Apparent mineralocorticoid excess-a genetic basis for low renin hypertension.

Apparent mineralocorticoid excess (AME) is a syndrome of juvenile hypertension associated with hyporeninemia, hypoaldosteronemia and hypokalemic alkalosis. AME results from mutations in the HSD11β2 gene encoding 11β-hydroxysteroid dehydrogenase type 2, the enzyme responsible for renal conversion of cortisol to cortisone thereby protecting the mineralocorticoid receptor from cortisol activation. HSD11β2 is a 6-7 kb gene composed of 5 exons which is located on chromosone 16q22. To date, 28 HSD11β2 alleles from 14 kindreds containing 19 patients have been studied. Except for a single patient who was a compound heterozygote for two mutations, all patients were homozygous for one of an additional eight different mutations. Expression studies have been done on 7 of these 10 mutations covering 17 of these 19 patients. Only 2, R208C and R213C, have measurable activity. There is a disparity between the in vitro lack of enzymatic activity and the severity of the disease clinically. For example, 2 sibs with the R208C mutation (13% activity) were severely affected since infancy.

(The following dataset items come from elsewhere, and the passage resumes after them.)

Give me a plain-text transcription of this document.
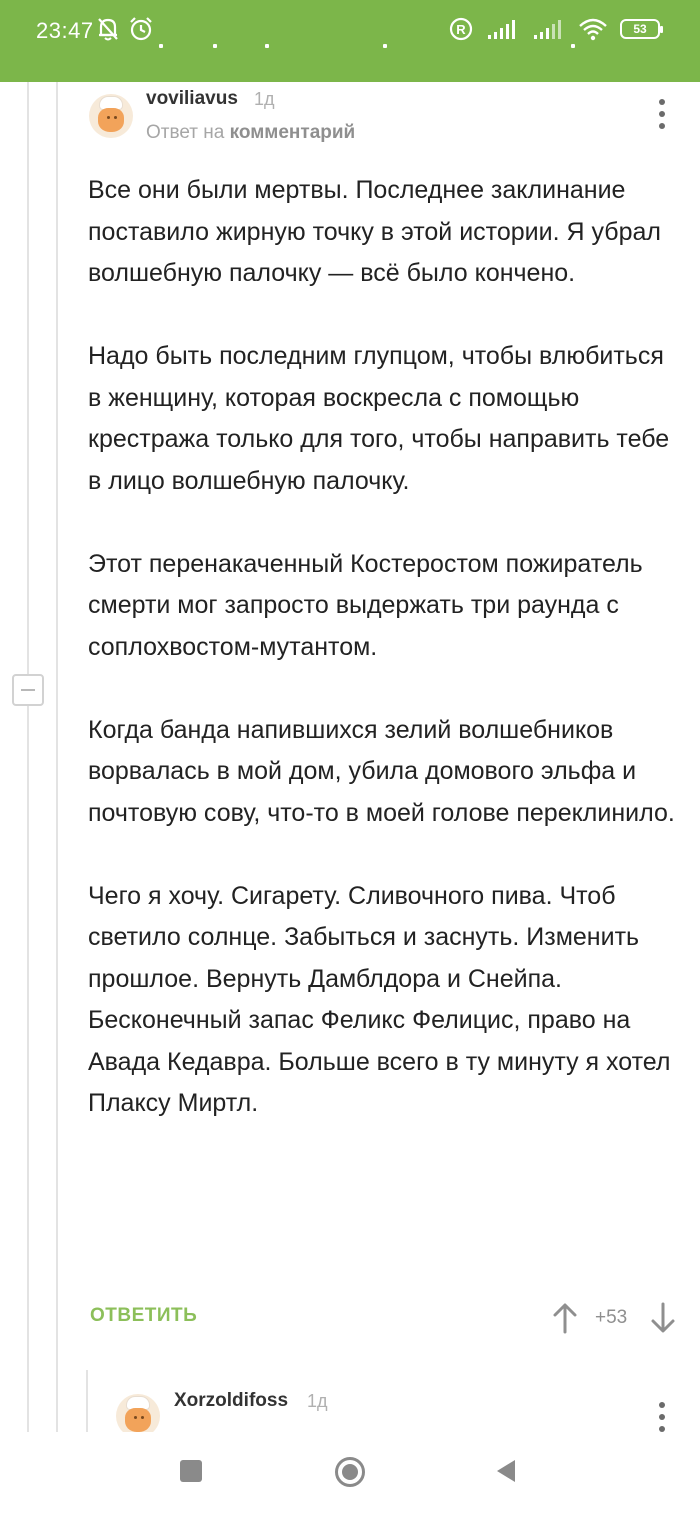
23:47	R	53
voviliavus 1д
Ответ на комментарий

Все они были мертвы. Последнее заклинание поставило жирную точку в этой истории. Я убрал волшебную палочку — всё было кончено.

Надо быть последним глупцом, чтобы влюбиться в женщину, которая воскресла с помощью крестража только для того, чтобы направить тебе в лицо волшебную палочку.

Этот перенакаченный Костеростом пожиратель смерти мог запросто выдержать три раунда с соплохвостом-мутантом.

Когда банда напившихся зелий волшебников ворвалась в мой дом, убила домового эльфа и почтовую сову, что-то в моей голове переклинило.

Чего я хочу. Сигарету. Сливочного пива. Чтоб светило солнце. Забыться и заснуть. Изменить прошлое. Вернуть Дамблдора и Снейпа. Бесконечный запас Феликс Фелицис, право на Авада Кедавра. Больше всего в ту минуту я хотел Плаксу Миртл.

ОТВЕТИТЬ	+53
Xorzoldifoss 1д
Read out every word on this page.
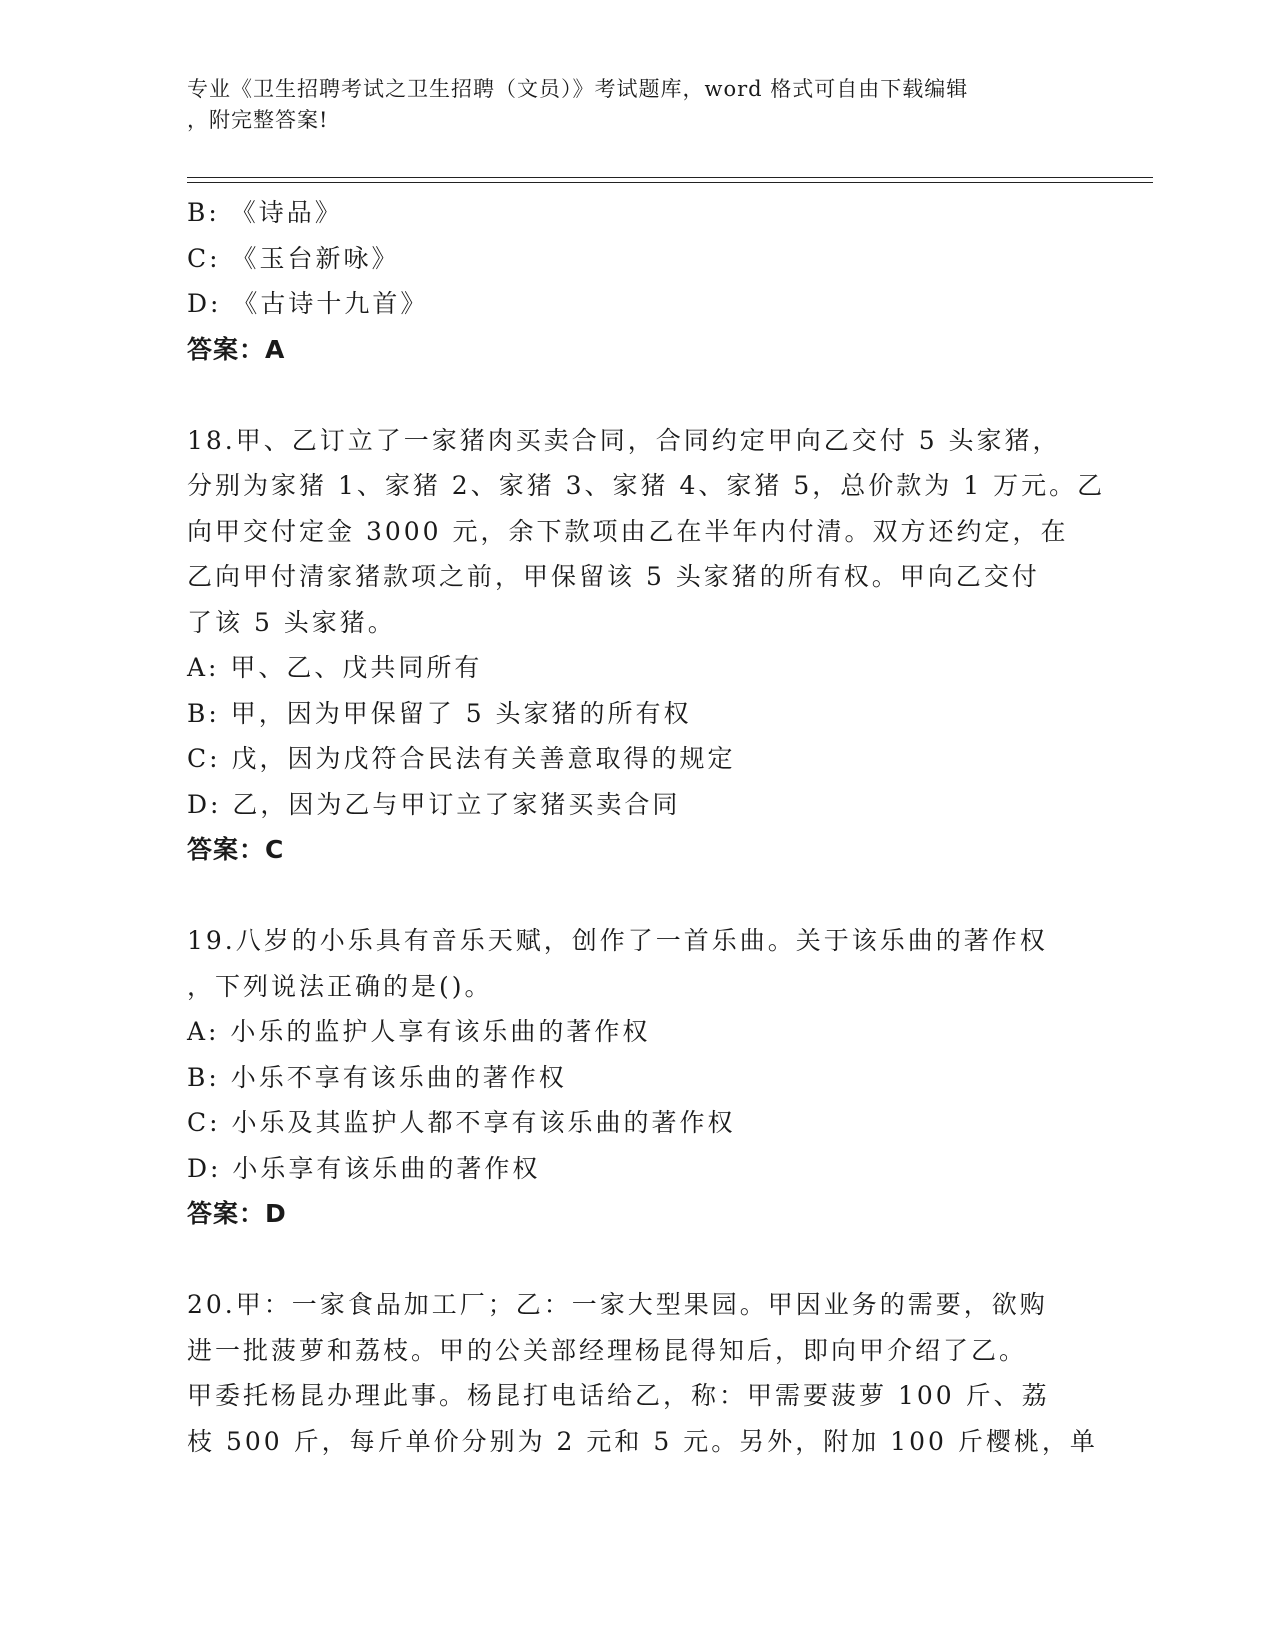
专业《卫生招聘考试之卫生招聘（文员）》考试题库，word 格式可自由下载编辑
，附完整答案!
B: 《诗品》
C: 《玉台新咏》
D: 《古诗十九首》
答案：A
18.甲、乙订立了一家猪肉买卖合同，合同约定甲向乙交付 5 头家猪，
分别为家猪 1、家猪 2、家猪 3、家猪 4、家猪 5，总价款为 1 万元。乙
向甲交付定金 3000 元，余下款项由乙在半年内付清。双方还约定，在
乙向甲付清家猪款项之前，甲保留该 5 头家猪的所有权。甲向乙交付
了该 5 头家猪。
A: 甲、乙、戊共同所有
B: 甲，因为甲保留了 5 头家猪的所有权
C: 戊，因为戊符合民法有关善意取得的规定
D: 乙，因为乙与甲订立了家猪买卖合同
答案：C
19.八岁的小乐具有音乐天赋，创作了一首乐曲。关于该乐曲的著作权
，下列说法正确的是()。
A: 小乐的监护人享有该乐曲的著作权
B: 小乐不享有该乐曲的著作权
C: 小乐及其监护人都不享有该乐曲的著作权
D: 小乐享有该乐曲的著作权
答案：D
20.甲：一家食品加工厂；乙：一家大型果园。甲因业务的需要，欲购
进一批菠萝和荔枝。甲的公关部经理杨昆得知后，即向甲介绍了乙。
甲委托杨昆办理此事。杨昆打电话给乙，称：甲需要菠萝 100 斤、荔
枝 500 斤，每斤单价分别为 2 元和 5 元。另外，附加 100 斤樱桃，单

Additionally, 2 of the 3 patients with the R337H, Δ338 mutation (0 % activity) are mildly affected not having been treated until 4 to 7 yoa while the 3rd is severely affected having had a stroke at 3 yoa. In 8 of the 13 families with a homozygous mutation, homozygosity is explained by consanguinity (3), endogamy (3) and founder effect (2). In the 5 remaining families, sufficient pedigrees are not available. We studied an Italian child who presented at 10 yrs of age with a history of polyuria, polydipsia and hypertension. Sequence analysis of his HSD11β2 gene revealed two new mutations in exon 4, D244N (GAC to AAC) and L250R (CTC to CGC). This L250R mutation involves the same nucleotide in codon 250 as is involved in the previously reported L250P, L251S mutation (CTC to CCC). The possibility of mutational hot spots within the HSD11β2 gene is suggested by: 1. The involvement of codon 250 in the L250R and L250P, L251S mutations. 2. The involvement of codon 337 in the R337C and the R337H, DY338 mutations. 3. The appearance of the R208C mutation in two tribal families, a Bedouin from Oman and a Native North American from Canada.